До сих пор в моем музее были представлены две разновидности серег: висячие и вставляемые внутрь проделанного в ухе отверстия. Сегодня мною обнаружена новая разновидность: ухо, которое одновременно является серьгой.
Недавно я сфотографировал африканца с рулоном банкнот, продетым в отверстие для серег. В другой раз мне пришлось встретить санитара с пузырьком йода в ухе. Он вынимал пузырек каждый раз, когда ему приходилось смазывать кому-либо рану, а затем аккуратно водворял его на прежнее место. Я не говорю уже о таких широко распространенных украшениях, как коробочки из-под крема и тюбики из-под зубной пасты. Их можно часто видеть во время различных празднеств.
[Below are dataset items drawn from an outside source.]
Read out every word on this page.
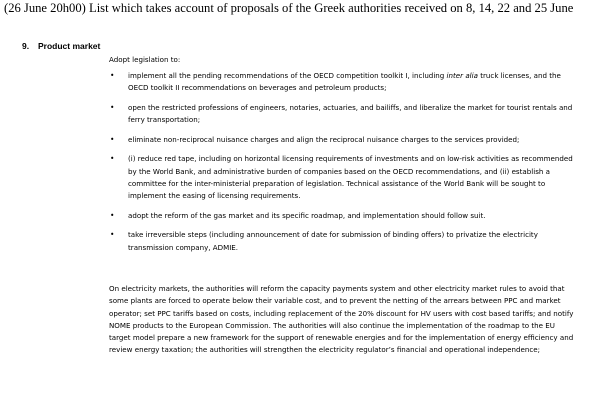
(26 June 20h00) List which takes account of proposals of the Greek authorities received on 8, 14, 22 and 25 June
9. Product market
Adopt legislation to:
• implement all the pending recommendations of the OECD competition toolkit I, including inter alia truck licenses, and the OECD toolkit II recommendations on beverages and petroleum products;
• open the restricted professions of engineers, notaries, actuaries, and bailiffs, and liberalize the market for tourist rentals and ferry transportation;
• eliminate non-reciprocal nuisance charges and align the reciprocal nuisance charges to the services provided;
• (i) reduce red tape, including on horizontal licensing requirements of investments and on low-risk activities as recommended by the World Bank, and administrative burden of companies based on the OECD recommendations, and (ii) establish a committee for the inter-ministerial preparation of legislation. Technical assistance of the World Bank will be sought to implement the easing of licensing requirements.
• adopt the reform of the gas market and its specific roadmap, and implementation should follow suit.
• take irreversible steps (including announcement of date for submission of binding offers) to privatize the electricity transmission company, ADMIE.

On electricity markets, the authorities will reform the capacity payments system and other electricity market rules to avoid that some plants are forced to operate below their variable cost, and to prevent the netting of the arrears between PPC and market operator; set PPC tariffs based on costs, including replacement of the 20% discount for HV users with cost based tariffs; and notify NOME products to the European Commission. The authorities will also continue the implementation of the roadmap to the EU target model prepare a new framework for the support of renewable energies and for the implementation of energy efficiency and review energy taxation; the authorities will strengthen the electricity regulator’s financial and operational independence;
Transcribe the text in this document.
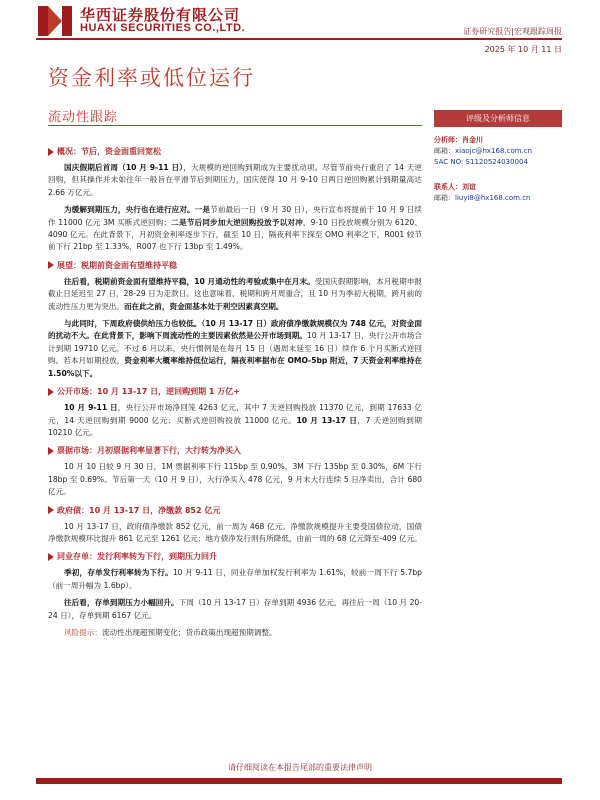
华西证券股份有限公司
HUAXI SECURITIES CO.,LTD.	证券研究报告|宏观跟踪周报
2025 年 10 月 11 日
资金利率或低位运行
流动性跟踪	评级及分析师信息
分析师：肖金川
邮箱：xiaojc@hx168.com.cn
SAC NO: S1120524030004
联系人：刘谊
邮箱：liuyi8@hx168.com.cn
概况：节后，资金面重回宽松

国庆假期后首周（10 月 9-11 日），大规模的逆回购到期成为主要扰动项。尽管节前央行重启了 14 天逆回购，但其操作并未如往年一般旨在平滑节后到期压力，国庆使得 10 月 9-10 日两日逆回购累计到期量高达 2.66 万亿元。

为缓解到期压力，央行也在进行应对。一是节前最后一日（9 月 30 日），央行宣布将提前于 10 月 9 日续作 11000 亿元 3M 买断式逆回购；二是节后同步加大逆回购投放予以对冲，9-10 日投放规模分别为 6120、4090 亿元。在此背景下，月初资金利率逐步下行，截至 10 日，隔夜利率下探至 OMO 利率之下，R001 较节前下行 21bp 至 1.33%，R007 也下行 13bp 至 1.49%。

展望：税期前资金面有望维持平稳

往后看，税期前资金面有望维持平稳，10 月通动性的考验或集中在月末。受国庆假期影响，本月税期申报截止日延迟至 27 日，28-29 日为走款日。这也意味着，税期和跨月周重合，且 10 月为季初大税期，跨月前的流动性压力更为突出。而在此之前，资金面基本处于利空因素真空期。

与此同时，下周政府债供给压力也较低。（10 月 13-17 日）政府债净缴款规模仅为 748 亿元，对资金面的扰动不大。在此背景下，影响下周流动性的主要因素依然是公开市场到期。10 月 13-17 日，央行公开市场合计到期 19710 亿元。不过 6 月以来，央行惯例是在每月 15 日（遇周末延至 16 日）续作 6 个月买断式逆回购。若本月如期投放，资金利率大概率维持低位运行，隔夜利率据布在 OMO-5bp 附近，7 天资金利率维持在 1.50%以下。

公开市场：10 月 13-17 日，逆回购到期 1 万亿+

10 月 9-11 日，央行公开市场净回笼 4263 亿元，其中 7 天逆回购投放 11370 亿元，到期 17633 亿元，14 天逆回购到期 9000 亿元；买断式逆回购投放 11000 亿元。10 月 13-17 日，7 天逆回购到期 10210 亿元。

票据市场：月初票据利率显著下行，大行转为净买入

10 月 10 日较 9 月 30 日，1M 票据利率下行 115bp 至 0.90%，3M 下行 135bp 至 0.30%，6M 下行 18bp 至 0.69%。节后第一天（10 月 9 日），大行净买入 478 亿元，9 月末大行连续 5 日净卖出，合计 680 亿元。

政府债：10 月 13-17 日，净缴款 852 亿元

10 月 13-17 日，政府债净缴款 852 亿元，前一周为 468 亿元。净缴款规模提升主要受国债拉动，国债净缴款规模环比提升 861 亿元至 1261 亿元；地方债净发行则有所降低，由前一周的 68 亿元降至-409 亿元。

同业存单：发行利率转为下行，到期压力回升

季初，存单发行利率转为下行。10 月 9-11 日，同业存单加权发行利率为 1.61%，较前一周下行 5.7bp（前一周升幅为 1.6bp）。

往后看，存单到期压力小幅回升。下周（10 月 13-17 日）存单到期 4936 亿元，再往后一周（10 月 20-24 日），存单到期 6167 亿元。

风险提示：流动性出现超预期变化；货币政策出现超预期调整。
请仔细阅读在本报告尾部的重要法律声明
— Разойдитесь! Идет бвана мкубва! — выкрикивает мой приятель, бесцеремонно расталкивая мужчин и женщин, столпившихся у входа в одну из бом.
— Что тут за сборище? Кто-нибудь умер?
— Нет, это пациенты мганга-мчави (лекарь-колдун), к которому мы идем. Он очень интересный человек.
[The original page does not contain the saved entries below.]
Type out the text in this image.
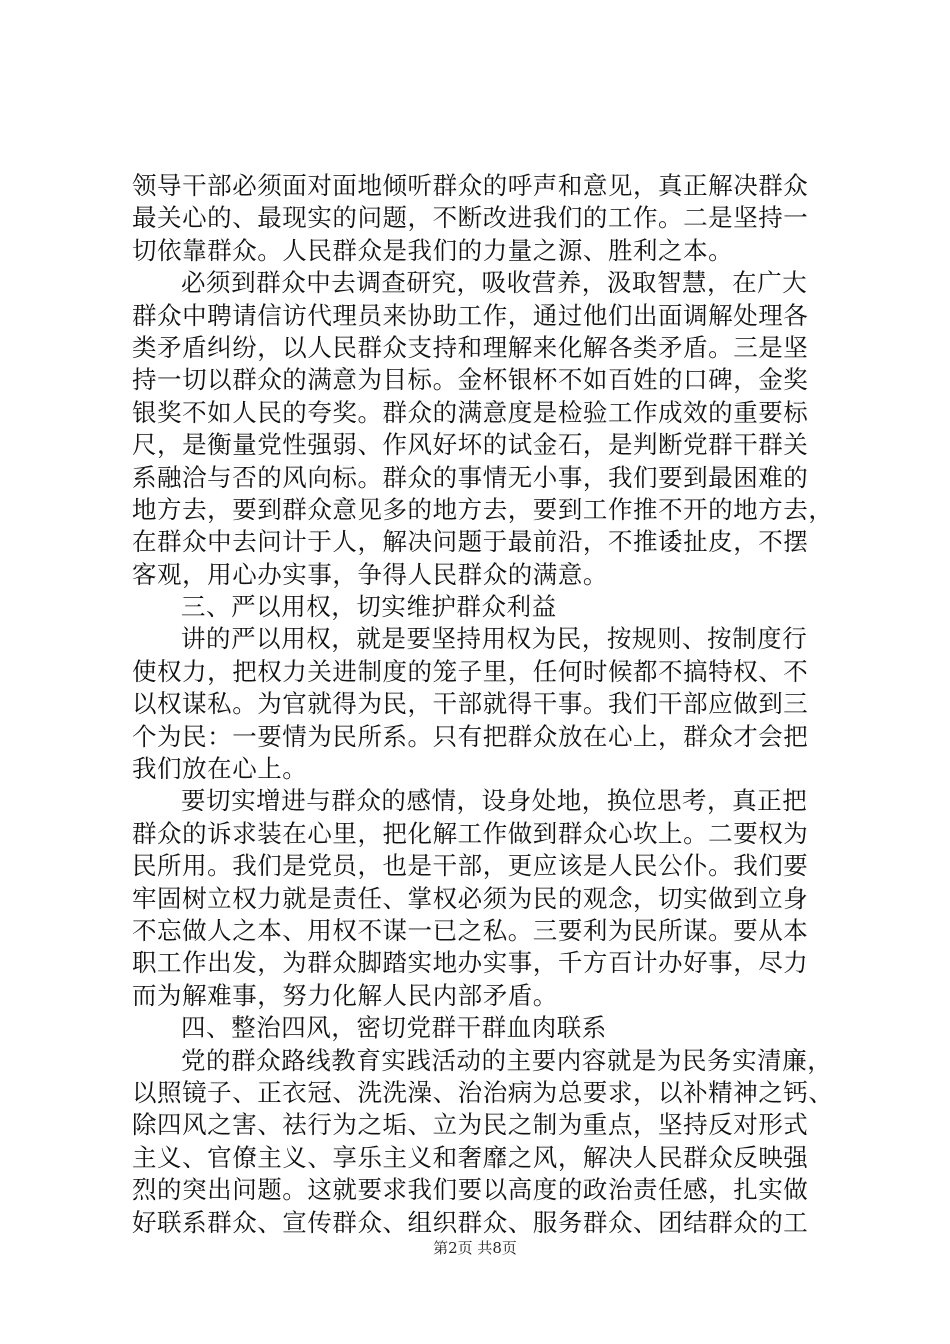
领导干部必须面对面地倾听群众的呼声和意见，真正解决群众
最关心的、最现实的问题，不断改进我们的工作。二是坚持一
切依靠群众。人民群众是我们的力量之源、胜利之本。
必须到群众中去调查研究，吸收营养，汲取智慧，在广大
群众中聘请信访代理员来协助工作，通过他们出面调解处理各
类矛盾纠纷，以人民群众支持和理解来化解各类矛盾。三是坚
持一切以群众的满意为目标。金杯银杯不如百姓的口碑，金奖
银奖不如人民的夸奖。群众的满意度是检验工作成效的重要标
尺，是衡量党性强弱、作风好坏的试金石，是判断党群干群关
系融洽与否的风向标。群众的事情无小事，我们要到最困难的
地方去，要到群众意见多的地方去，要到工作推不开的地方去，
在群众中去问计于人，解决问题于最前沿，不推诿扯皮，不摆
客观，用心办实事，争得人民群众的满意。
三、严以用权，切实维护群众利益
讲的严以用权，就是要坚持用权为民，按规则、按制度行
使权力，把权力关进制度的笼子里，任何时候都不搞特权、不
以权谋私。为官就得为民，干部就得干事。我们干部应做到三
个为民：一要情为民所系。只有把群众放在心上，群众才会把
我们放在心上。
要切实增进与群众的感情，设身处地，换位思考，真正把
群众的诉求装在心里，把化解工作做到群众心坎上。二要权为
民所用。我们是党员，也是干部，更应该是人民公仆。我们要
牢固树立权力就是责任、掌权必须为民的观念，切实做到立身
不忘做人之本、用权不谋一已之私。三要利为民所谋。要从本
职工作出发，为群众脚踏实地办实事，千方百计办好事，尽力
而为解难事，努力化解人民内部矛盾。
四、整治四风，密切党群干群血肉联系
党的群众路线教育实践活动的主要内容就是为民务实清廉，
以照镜子、正衣冠、洗洗澡、治治病为总要求，以补精神之钙、
除四风之害、祛行为之垢、立为民之制为重点，坚持反对形式
主义、官僚主义、享乐主义和奢靡之风，解决人民群众反映强
烈的突出问题。这就要求我们要以高度的政治责任感，扎实做
好联系群众、宣传群众、组织群众、服务群众、团结群众的工
第2页 共8页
Все колдуны независимо от своего возраста преисполнены чувства собственного достоинства. Их горделивая осанка, видимо, необходима для поддержания авторитета.
Коготь льва, оправленный в змеиную кожу и висящий на грязной шее колдуна, представляет собой эмблему его знахарской силы. Опытным глазом я сразу же определил музейную ценность этого амулета и решил заполучить его любой ценой. Мой почтенный приятель и провожатый проявлял чудеса дипломатии, обещая горы золота от моего имени, но все его старания были тщетны. Колдун был неумолим. И вдруг мне в голову пришла счастливая мысль. Я сел на глиняный пол тут же под носом знахаря, подвернув под себя ноги, и заговорил:
— Мы с тобой друзья и коллеги. Ты — мчави для черных, я — мганга для белых. Поэтому я хочу поделиться с тобой сведениями из области медицины. Известны ли тебе, например, чудодейственные свойства коричневых волокон кукурузного початка?
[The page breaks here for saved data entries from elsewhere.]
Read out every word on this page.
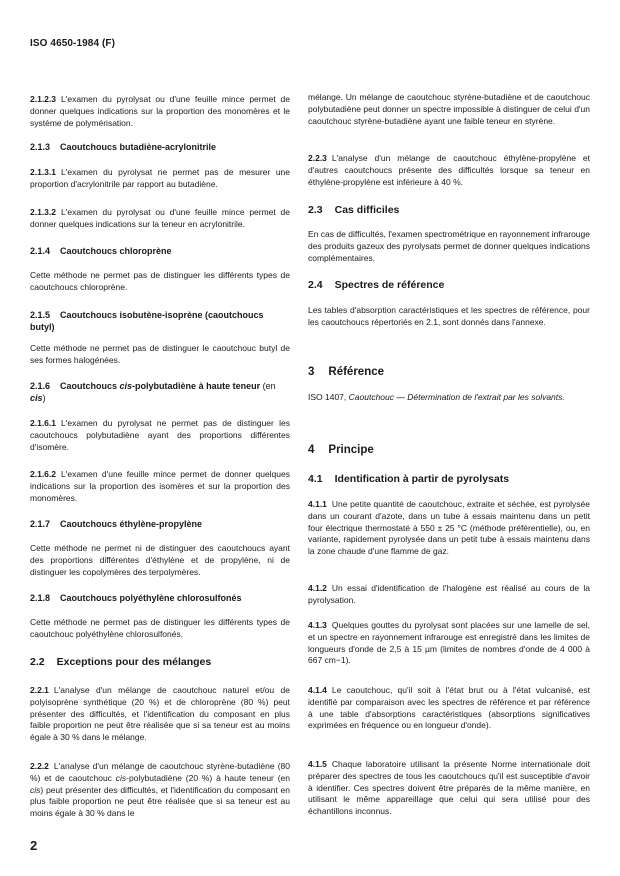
ISO 4650-1984 (F)
2.1.2.3 L'examen du pyrolysat ou d'une feuille mince permet de donner quelques indications sur la proportion des monomères et le système de polymérisation.
2.1.3 Caoutchoucs butadiène-acrylonitrile
2.1.3.1 L'examen du pyrolysat ne permet pas de mesurer une proportion d'acrylonitrile par rapport au butadiène.
2.1.3.2 L'examen du pyrolysat ou d'une feuille mince permet de donner quelques indications sur la teneur en acrylonitrile.
2.1.4 Caoutchoucs chloroprène
Cette méthode ne permet pas de distinguer les différents types de caoutchoucs chloroprène.
2.1.5 Caoutchoucs isobutène-isoprène (caoutchoucs butyl)
Cette méthode ne permet pas de distinguer le caoutchouc butyl de ses formes halogénées.
2.1.6 Caoutchoucs cis-polybutadiène à haute teneur (en cis)
2.1.6.1 L'examen du pyrolysat ne permet pas de distinguer les caoutchoucs polybutadiène ayant des proportions différentes d'isomère.
2.1.6.2 L'examen d'une feuille mince permet de donner quelques indications sur la proportion des isomères et sur la proportion des monomères.
2.1.7 Caoutchoucs éthylène-propylène
Cette méthode ne permet ni de distinguer des caoutchoucs ayant des proportions différentes d'éthylène et de propylène, ni de distinguer les copolymères des terpolymères.
2.1.8 Caoutchoucs polyéthylène chlorosulfonés
Cette méthode ne permet pas de distinguer les différents types de caoutchouc polyéthylène chlorosulfonés.
2.2 Exceptions pour des mélanges
2.2.1 L'analyse d'un mélange de caoutchouc naturel et/ou de polyisoprène synthétique (20 %) et de chloroprène (80 %) peut présenter des difficultés, et l'identification du composant en plus faible proportion ne peut être réalisée que si sa teneur est au moins égale à 30 % dans le mélange.
2.2.2 L'analyse d'un mélange de caoutchouc styrène-butadiène (80 %) et de caoutchouc cis-polybutadiène (20 %) à haute teneur (en cis) peut présenter des difficultés, et l'identification du composant en plus faible proportion ne peut être réalisée que si sa teneur est au moins égale à 30 % dans le
mélange. Un mélange de caoutchouc styrène-butadiène et de caoutchouc polybutadiène peut donner un spectre impossible à distinguer de celui d'un caoutchouc styrène-butadiène ayant une faible teneur en styrène.
2.2.3 L'analyse d'un mélange de caoutchouc éthylène-propylène et d'autres caoutchoucs présente des difficultés lorsque sa teneur en éthylène-propylène est inférieure à 40 %.
2.3 Cas difficiles
En cas de difficultés, l'examen spectrométrique en rayonnement infrarouge des produits gazeux des pyrolysats permet de donner quelques indications complémentaires.
2.4 Spectres de référence
Les tables d'absorption caractéristiques et les spectres de référence, pour les caoutchoucs répertoriés en 2.1, sont donnés dans l'annexe.
3 Référence
ISO 1407, Caoutchouc — Détermination de l'extrait par les solvants.
4 Principe
4.1 Identification à partir de pyrolysats
4.1.1 Une petite quantité de caoutchouc, extraite et séchée, est pyrolysée dans un courant d'azote, dans un tube à essais maintenu dans un petit four électrique thermostaté à 550 ± 25 °C (méthode préférentielle), ou, en variante, rapidement pyrolysée dans un petit tube à essais maintenu dans la zone chaude d'une flamme de gaz.
4.1.2 Un essai d'identification de l'halogène est réalisé au cours de la pyrolysation.
4.1.3 Quelques gouttes du pyrolysat sont placées sur une lamelle de sel, et un spectre en rayonnement infrarouge est enregistré dans les limites de longueurs d'onde de 2,5 à 15 µm (limites de nombres d'onde de 4 000 à 667 cm−1).
4.1.4 Le caoutchouc, qu'il soit à l'état brut ou à l'état vulcanisé, est identifié par comparaison avec les spectres de référence et par référence à une table d'absorptions caractéristiques (absorptions significatives exprimées en fréquence ou en longueur d'onde).
4.1.5 Chaque laboratoire utilisant la présente Norme internationale doit préparer des spectres de tous les caoutchoucs qu'il est susceptible d'avoir à identifier. Ces spectres doivent être préparés de la même manière, en utilisant le même appareillage que celui qui sera utilisé pour des échantillons inconnus.
2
Удивленный вопросом, хозяин дома широко раскрыл рот. Он стыдился признаться в своем неведении Я решил вывести его из замешательства:
— Волокна эти, заваренные в виде чая, превосходно очищают мочу грудным детям. Разумеется, ты можешь давать этот настой и взрослым, только в большей дозе. А ты знаешь лекарство от зубной боли?
— Конечно, знаю! — с восторгом выкрикивает на сей раз мой собеседник, гордо выпячивая грудь. — Нужно завернуть три крысиных хвоста в банановый лист и сжечь ночью на медленном огне, а пепел высыпать в дупло зуба.
Я стараюсь отвечать ему как можно серьезнее:
— Видимо, твое средство лучше, чем мое, однако попробуй при случае купить в лавочке несколько душистых занзибарских гвоздик, выжми из них масло и положи на зуб.
Восхищение в глазах великого мчави свидетельствовало о ценности данных мною советов. Он слушал меня с огромным вниманием.
— При укусе змеи, — продолжал я, — дай больному отвар корней дерева рокобе. В крайнем случае он может жевать даже листья этого дерева. А если кобра плюнет кому-нибудь в глаз, немедленно промой его отваром корней мусека.
Колдун был на седьмом небе. Лицо его светилось от радости, а когда я кончил говорить, он спросил меня голосом, исполненным уважения и благодарности:
— Что бвана мкубва хочет за свои советы?
— Ничего не хочу, ведь мы с тобой коллеги.
Мы попрощались троекратным сердечным рукопожатием, как положено по правилам: попеременно направляя большой палец то вниз, то вверх. В состоянии какого-то странного смятения знахарь остался стоять посреди дворика. Он боролся сам с собой. Видимо, хотел что-то спросить или сказать.
Мы прошли уже солидный отрезок пути, когда за спиной у нас раздался топот босых ног. А через минуту передо мной стоял мой коллега и, лихорадочно глотая воздух, с трудом произносил какие-то несвязные, но мягко и приятно звучащие слова. Резким, решительным движением он сорвал с шеи свой волшебный амулет и вложил его мне в руку.
— Возьми это на память, бвана мкубва. Ты — великий мчави.
Я демонстративно повесил себе на шею этот львиный коготь и с тех пор никогда с ним не расставался.